The ambitions of the 99th and 100th episodes probably made “Silence of the Slams” a necessity. It’s not demanding on the main cast. The mask story carries a good part of the episode. It’s a ho-hum episode, light on the central narrative and its arcs, and heavy on the mask story.

Other Thoughts:

-The wrestling choreography lacked the explosiveness of lucha libre wrestling. I wonder how much footage the director shot. The crowd booed Goyo’s character. Wrestling crowds barely react to the enhancement. He faced the promotion’s top star every show, but the promoter told him he wasn’t main event material. No other wrestlers used the locker room except for the two wrestlers and the promoter. His motivation was win and not lose. He wanted to go over one time, but he identified himself as a jobber. I’m nitpicking. I’ve watched wrestling since the 90s.

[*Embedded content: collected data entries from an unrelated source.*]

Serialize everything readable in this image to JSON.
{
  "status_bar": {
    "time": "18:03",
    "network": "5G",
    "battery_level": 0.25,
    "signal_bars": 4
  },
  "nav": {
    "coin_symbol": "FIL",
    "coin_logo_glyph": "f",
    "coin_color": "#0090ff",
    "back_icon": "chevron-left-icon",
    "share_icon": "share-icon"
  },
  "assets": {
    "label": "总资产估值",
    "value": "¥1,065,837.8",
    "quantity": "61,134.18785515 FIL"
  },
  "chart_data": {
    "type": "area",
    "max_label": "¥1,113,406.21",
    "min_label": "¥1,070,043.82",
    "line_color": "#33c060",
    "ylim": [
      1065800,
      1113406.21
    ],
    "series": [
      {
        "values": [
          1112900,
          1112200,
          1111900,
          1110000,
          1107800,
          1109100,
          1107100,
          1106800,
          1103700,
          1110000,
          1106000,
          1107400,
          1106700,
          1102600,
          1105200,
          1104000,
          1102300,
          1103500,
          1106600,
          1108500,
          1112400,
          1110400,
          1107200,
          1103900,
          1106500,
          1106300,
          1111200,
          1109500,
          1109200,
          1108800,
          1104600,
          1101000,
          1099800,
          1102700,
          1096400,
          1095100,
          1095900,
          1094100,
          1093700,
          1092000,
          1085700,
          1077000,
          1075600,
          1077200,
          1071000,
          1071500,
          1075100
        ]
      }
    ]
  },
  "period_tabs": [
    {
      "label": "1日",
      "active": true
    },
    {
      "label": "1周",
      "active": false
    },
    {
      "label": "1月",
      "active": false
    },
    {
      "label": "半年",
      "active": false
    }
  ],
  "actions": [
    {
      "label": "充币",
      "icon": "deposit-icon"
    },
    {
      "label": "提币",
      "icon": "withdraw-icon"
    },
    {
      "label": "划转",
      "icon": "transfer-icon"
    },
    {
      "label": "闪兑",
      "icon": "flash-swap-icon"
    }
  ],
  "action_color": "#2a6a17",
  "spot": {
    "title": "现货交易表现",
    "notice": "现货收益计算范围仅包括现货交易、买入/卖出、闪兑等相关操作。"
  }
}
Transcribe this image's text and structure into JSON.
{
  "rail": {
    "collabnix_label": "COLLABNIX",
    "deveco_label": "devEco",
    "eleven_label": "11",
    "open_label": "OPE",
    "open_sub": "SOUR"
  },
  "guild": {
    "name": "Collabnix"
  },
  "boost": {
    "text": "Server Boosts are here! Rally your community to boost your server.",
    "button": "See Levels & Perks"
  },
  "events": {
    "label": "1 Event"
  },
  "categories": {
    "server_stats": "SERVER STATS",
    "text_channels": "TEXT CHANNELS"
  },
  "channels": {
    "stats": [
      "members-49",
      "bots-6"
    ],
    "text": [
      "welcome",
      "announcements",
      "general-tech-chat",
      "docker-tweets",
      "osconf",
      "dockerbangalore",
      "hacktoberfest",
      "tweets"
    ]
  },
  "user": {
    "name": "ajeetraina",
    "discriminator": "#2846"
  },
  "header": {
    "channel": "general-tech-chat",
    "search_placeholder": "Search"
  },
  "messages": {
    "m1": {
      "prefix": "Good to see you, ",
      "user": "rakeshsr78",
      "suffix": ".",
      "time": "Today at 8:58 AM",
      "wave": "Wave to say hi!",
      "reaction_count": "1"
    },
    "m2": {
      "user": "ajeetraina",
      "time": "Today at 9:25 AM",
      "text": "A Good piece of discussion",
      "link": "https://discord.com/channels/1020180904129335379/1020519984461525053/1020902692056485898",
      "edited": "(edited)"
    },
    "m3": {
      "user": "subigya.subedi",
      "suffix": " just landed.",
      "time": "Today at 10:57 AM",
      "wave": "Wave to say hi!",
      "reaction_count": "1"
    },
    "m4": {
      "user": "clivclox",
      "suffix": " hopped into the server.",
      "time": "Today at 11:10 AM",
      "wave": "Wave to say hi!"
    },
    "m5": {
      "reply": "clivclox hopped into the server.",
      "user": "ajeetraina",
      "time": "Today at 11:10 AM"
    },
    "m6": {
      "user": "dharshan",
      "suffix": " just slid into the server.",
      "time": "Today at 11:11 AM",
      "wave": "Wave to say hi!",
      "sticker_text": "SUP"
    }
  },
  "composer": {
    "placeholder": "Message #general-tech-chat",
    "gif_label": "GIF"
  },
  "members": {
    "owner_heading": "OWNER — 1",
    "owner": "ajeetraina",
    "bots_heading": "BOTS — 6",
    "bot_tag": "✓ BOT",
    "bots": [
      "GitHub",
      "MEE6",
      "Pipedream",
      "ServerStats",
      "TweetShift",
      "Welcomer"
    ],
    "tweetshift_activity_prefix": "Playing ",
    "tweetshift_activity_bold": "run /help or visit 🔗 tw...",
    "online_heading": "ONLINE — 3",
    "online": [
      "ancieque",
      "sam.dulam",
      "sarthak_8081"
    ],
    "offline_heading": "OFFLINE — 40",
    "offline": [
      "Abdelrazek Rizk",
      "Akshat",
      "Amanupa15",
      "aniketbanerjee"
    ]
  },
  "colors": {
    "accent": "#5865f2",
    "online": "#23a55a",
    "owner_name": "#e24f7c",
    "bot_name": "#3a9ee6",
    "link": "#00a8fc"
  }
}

-The episode ended with a Diana cliffhanger. Renard told Adalind he had an idea for getting her. However Adalind learns about Diana not being with the Royals all this time won’t end well for anyone. Rachel continued trying to villain Renard up. What a bland, bland, bland subplot. Connecting it to the Black Claw upgrades it to a beige.

-Chavo Guerrero’s an executive producer of El Rey’s Lucha Underground. He’s part of the legendary Guerrero family. He once lost a feud to Hornswoggle.


-Brenna Kouf wrote the episode. David Straiton directed.